Un proche m’a appelé pour me dire qu’il est tombé en marchant. Dans la rue. Un cordon reliant deux blocs de béton l’a fait trébucher. Résultat: une double fracture, une entorse et une luxation.
Des cordons comme ça, on en voit beaucoup à Casablanca, une quantité incroyable. À quoi servent-ils exactement? Ils sont souvent posés n’importe comment, très proches du sol. Comme des pièges à rats, prêts à vous prendre le pied à la moindre inattention.
Après, si vous trébuchez, c’est la loterie du destin, la grande loterie: vous pouvez vous en sortir sans rien ou avec une jambe, un coude ou des côtes cassées.

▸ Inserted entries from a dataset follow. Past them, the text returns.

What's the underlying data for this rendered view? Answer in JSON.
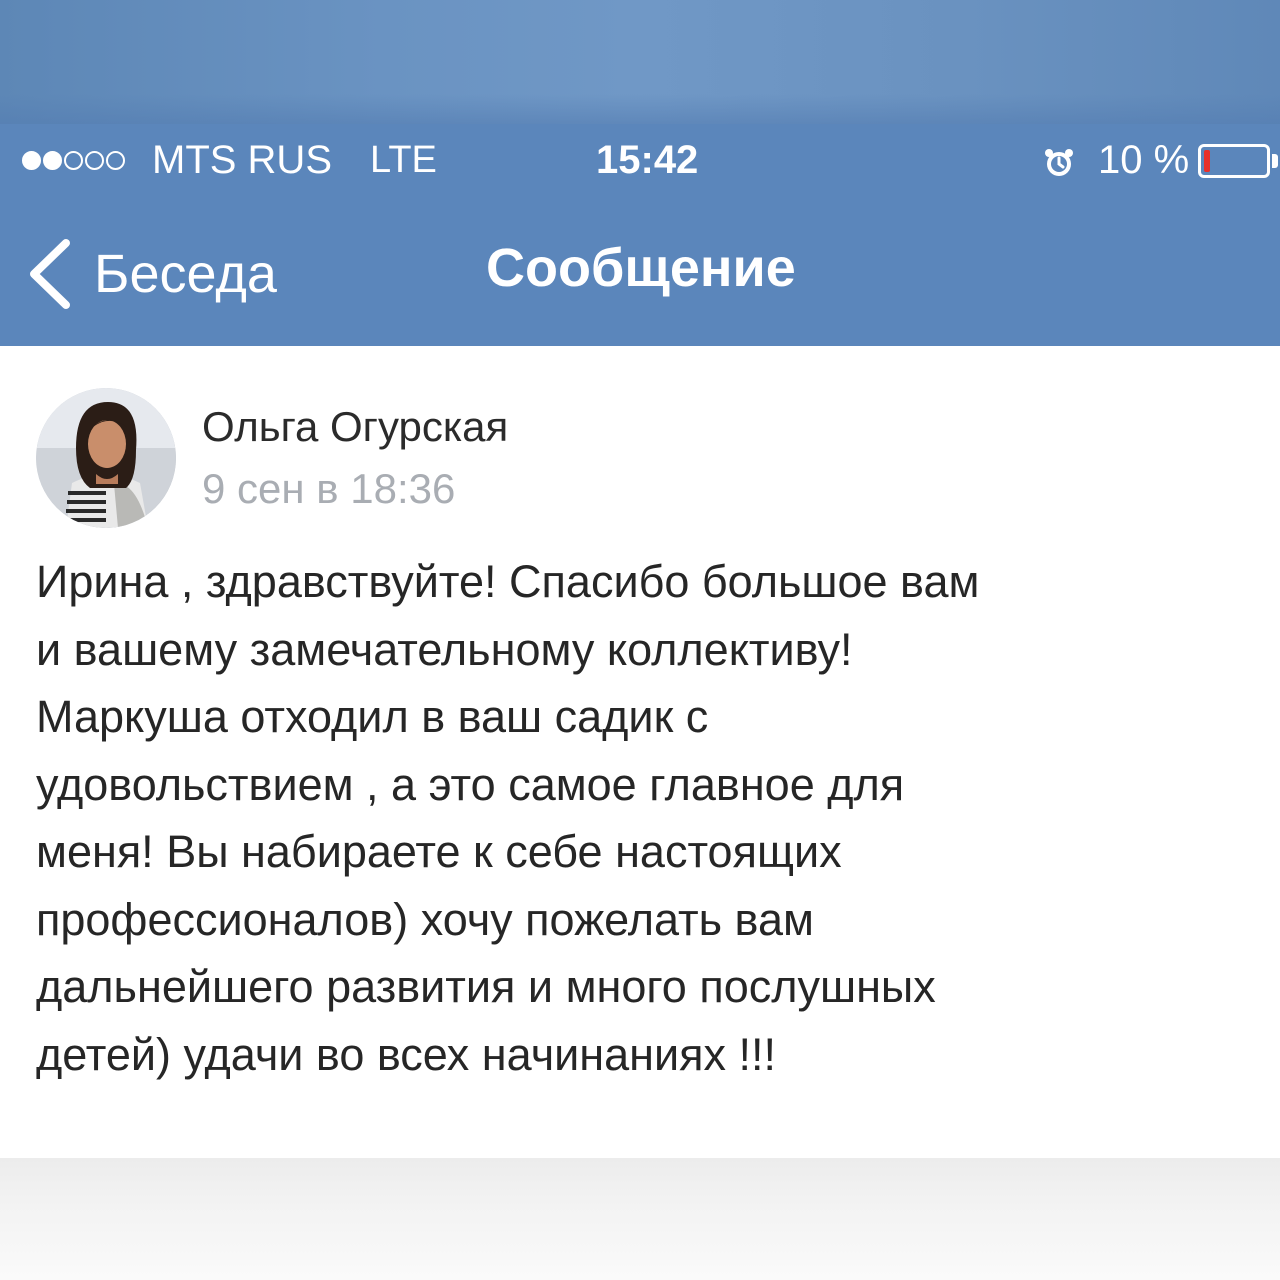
{
  "status_bar": {
    "signal_filled": 2,
    "signal_total": 5,
    "carrier": "MTS RUS",
    "network": "LTE",
    "time": "15:42",
    "alarm_icon": "alarm-clock-icon",
    "battery_percent_text": "10 %",
    "battery_level": 0.1,
    "battery_color": "#e8302a"
  },
  "nav": {
    "back_label": "Беседа",
    "title": "Сообщение",
    "bar_color": "#5b86bb"
  },
  "message": {
    "author": "Ольга Огурская",
    "timestamp": "9 сен в 18:36",
    "text": "Ирина , здравствуйте! Спасибо большое вам\nи вашему замечательному коллективу!\nМаркуша отходил в ваш садик с\nудовольствием , а это самое главное для\nменя! Вы набираете к себе настоящих\nпрофессионалов) хочу пожелать вам\nдальнейшего развития и много послушных\nдетей) удачи во всех начинаниях !!!"
  }
}
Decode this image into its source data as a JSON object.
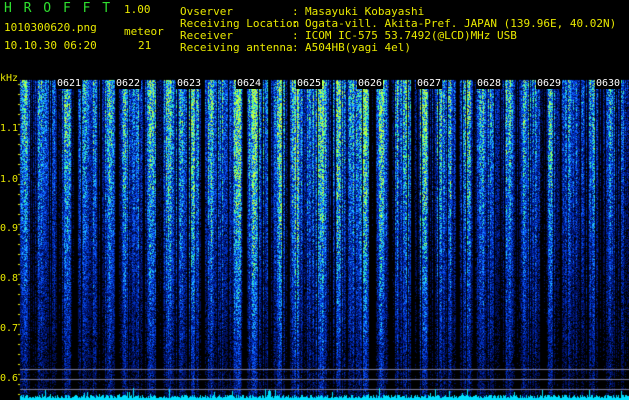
{
  "header": {
    "app_title": "H R O F F T",
    "version": "1.00",
    "filename": "1010300620.png",
    "meteor_label": "meteor",
    "datetime": "10.10.30 06:20",
    "meteor_count": "21",
    "info": [
      {
        "label": "Ovserver",
        "value": "Masayuki Kobayashi"
      },
      {
        "label": "Receiving Location",
        "value": "Ogata-vill. Akita-Pref. JAPAN (139.96E, 40.02N)"
      },
      {
        "label": "Receiver",
        "value": "ICOM IC-575 53.7492(@LCD)MHz USB"
      },
      {
        "label": "Receiving antenna",
        "value": "A504HB(yagi 4el)"
      }
    ]
  },
  "chart_data": {
    "type": "heatmap",
    "ylabel": "kHz",
    "y_ticks": [
      "1.1",
      "1.0",
      "0.9",
      "0.8",
      "0.7",
      "0.6"
    ],
    "x_ticks": [
      "0621",
      "0622",
      "0623",
      "0624",
      "0625",
      "0626",
      "0627",
      "0628",
      "0629",
      "0630"
    ],
    "ylim": [
      0.58,
      1.2
    ],
    "colormap": [
      "#000000",
      "#001060",
      "#0030c0",
      "#1060ff",
      "#20c0ff",
      "#40ffa0",
      "#c0ff40"
    ],
    "grid": false
  }
}
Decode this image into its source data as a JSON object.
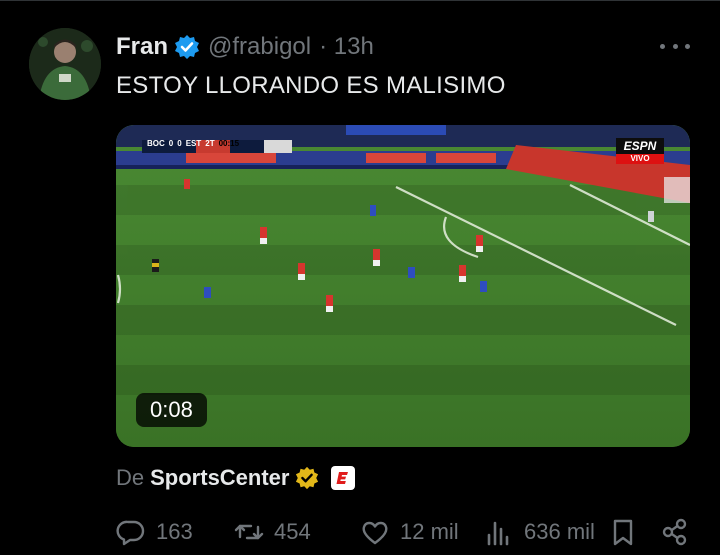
{
  "tweet": {
    "author": {
      "name": "Fran",
      "handle": "@frabigol",
      "time": "· 13h"
    },
    "text": "ESTOY LLORANDO ES MALISIMO"
  },
  "media": {
    "duration": "0:08",
    "scoreboard": {
      "home": "BOC",
      "home_score": "0",
      "away_score": "0",
      "away": "EST",
      "period": "2T",
      "clock": "00:15"
    },
    "broadcaster": {
      "logo": "ESPN",
      "live": "VIVO"
    }
  },
  "source": {
    "prefix": "De",
    "name": "SportsCenter"
  },
  "actions": {
    "replies": "163",
    "reposts": "454",
    "likes": "12 mil",
    "views": "636 mil"
  },
  "colors": {
    "background": "#000000",
    "text": "#e7e9ea",
    "muted": "#71767b",
    "verified_blue": "#1d9bf0",
    "verified_gold": "#e2b719",
    "pitch": "#3d7a2a"
  },
  "icons": [
    "verified-badge-icon",
    "more-icon",
    "gold-verified-badge-icon",
    "espn-icon",
    "reply-icon",
    "repost-icon",
    "like-icon",
    "views-icon",
    "bookmark-icon",
    "share-icon"
  ]
}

Quand cela arrive, on vous dira: dommage, c’est le mektoub qui a voulu ça. La faute à pas de chance et à ce hasard qui a fait que vous avez été au mauvais endroit, au mauvais moment.
Et quand ce n’est pas la faute au destin, c’est votre faute à vous. Le coupable, c’est vous. Vous marchez trop vite, votre esprit cogite ou vagabonde, ou mieux encore: vous n’avez qu’à rouler en voiture au lieu de «piétonner». Ou alors, changez de lunettes, d’itinéraire.
On finira donc par vous sermonner: mais il faut être inconscient pour «piétonner comme ça» à Casablanca. Qu’est-ce qui vous a pris? Vous vous croyez où?
Tout cela parce que vous avez été «surpris» par un cordon en métal ou en tissu que quelqu’un a mis sur votre chemin.
D’une manière générale, quand on vous dit «Je suis tombé en marchant», il y a des chances que vous répondiez: «Quoi!». Cette exclamation masque un rire que vous vous interdisez, sans doute par politesse. Votre esprit marque un temps d’arrêt. Il est travaillé par cette idée: mais comment est-ce qu’on peut encore tomber dans la rue?
À Casablanca, où les chantiers sont partout, où la moitié des rues sont éventrées, où les voies aménagées pour les piétons n’existent pratiquement pas, beaucoup de victimes sont tombées «comme ça», la faute à pas de chance : un cordon invisible, une bouche d’égout à ciel ouvert, une trappe ouverte ou une dalle mal posée, un nid de poule, des trottoirs impraticables, etc.
Les services de traumatologie peuvent se frotter les mains. Mais ils sont les seuls pour le moment. Les dossiers des victimes devraient aussi atterrir devant les tribunaux. Il faut placer la ville et les sociétés de BTP devant leurs responsabilités.
Un avocat m’a d’ailleurs donné le conseil suivant: «Demandez à votre ami d’établir un procès-verbal et de porter plainte contre la ville et/ou la société en charge des travaux».
Y a-t-il des chances de se faire entendre, de «gagner»? Réponse: «Oui, vous pouvez gagner le procès. Mais vous perdrez du temps et de l’argent: les frais liés à la procédure seront probablement supérieurs au montant des indemnités!».
Gagner un procès, tout en perdant son temps et son argent? C’est fou, et ce n’est pas donné à tout le monde. Mais c’est un acte citoyen, utile pour la communauté. Courage à ceux qui franchiront le pas!